Mahler und Staatsanwaltschaft legen Berufung ein

Mit dem Verfahren gegen den früheren NPD-Anwalt Horst Mahler wird sich das Cottbuser Landgericht befassen. Sowohl Mahler selbst als auch die Staatsanwaltschaft legten Berufung gegen das jüngste Urteil des Amtsgerichts Cottbus ein, wie ein Gerichtssprecher am 27. November auf Anfrage in Cottbus sagte. Das Amtsgericht hatte den 71-Jährigen am Freitag wegen Verwendens von Kennzeichen einer verfassungsfeindlichen Organisation zu einer Haftstrafe von sechs Monaten ohne Bewährung verurteilt. Die Staatsanwaltschaft hatte neun Monate Haft gefordert, Mahlers Verteidigerin und Lebensgefährtin dagegen auf Freispruch plädiert.

Der einschlägig vorbestrafte Mahler hatte im November 2006 beim Haftantritt in der Justizvollzugsanstalt (JVA) Cottbus-Dissenchen offenbar den Hitlergruß gezeigt. Er war im Januar 2005 vom Berliner Landgericht wegen Volksverhetzung zu einer neunmonatigen Haftstrafe verurteilt worden, die er zunächst in Cottbus und dann in Bayern absaß. Mahler hatte im Hinblick auf das später vor dem Bundesverfassungsgericht gescheiterte NPD-Verbotsverfahren einen Schriftsatz mit Passagen verfasst, die als volksverhetzend und antisemitisch bewertet wurden.
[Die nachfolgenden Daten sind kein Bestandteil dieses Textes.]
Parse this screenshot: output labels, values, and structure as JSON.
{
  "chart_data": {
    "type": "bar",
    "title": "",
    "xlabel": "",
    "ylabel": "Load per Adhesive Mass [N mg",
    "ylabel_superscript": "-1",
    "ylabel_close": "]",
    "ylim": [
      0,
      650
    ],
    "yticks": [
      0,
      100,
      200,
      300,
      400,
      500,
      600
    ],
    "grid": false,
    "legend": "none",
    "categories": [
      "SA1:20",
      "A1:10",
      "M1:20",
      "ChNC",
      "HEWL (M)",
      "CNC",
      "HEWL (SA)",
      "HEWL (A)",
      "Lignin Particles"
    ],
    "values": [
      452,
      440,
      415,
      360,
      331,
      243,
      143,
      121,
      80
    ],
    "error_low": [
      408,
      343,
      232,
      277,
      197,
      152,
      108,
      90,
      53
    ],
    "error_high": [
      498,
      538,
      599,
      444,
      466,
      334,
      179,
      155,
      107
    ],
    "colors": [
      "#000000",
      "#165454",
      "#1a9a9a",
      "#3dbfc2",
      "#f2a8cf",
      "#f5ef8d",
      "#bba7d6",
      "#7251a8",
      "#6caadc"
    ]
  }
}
Die Staatsschutzabteilung der bayerischen Polizei leitete unterdessen gegen Mahler neue Ermittlungen wegen Verdachts der Volksverhetzung ein. Mehrere Bürger aus Mahlers Wohnort Ebersberg hätten in den vergangenen Tagen Briefe samt einer CD in ihrem Briefkasten gefunden, in denen Mahler die Leugnung des Holocaust thematisiere.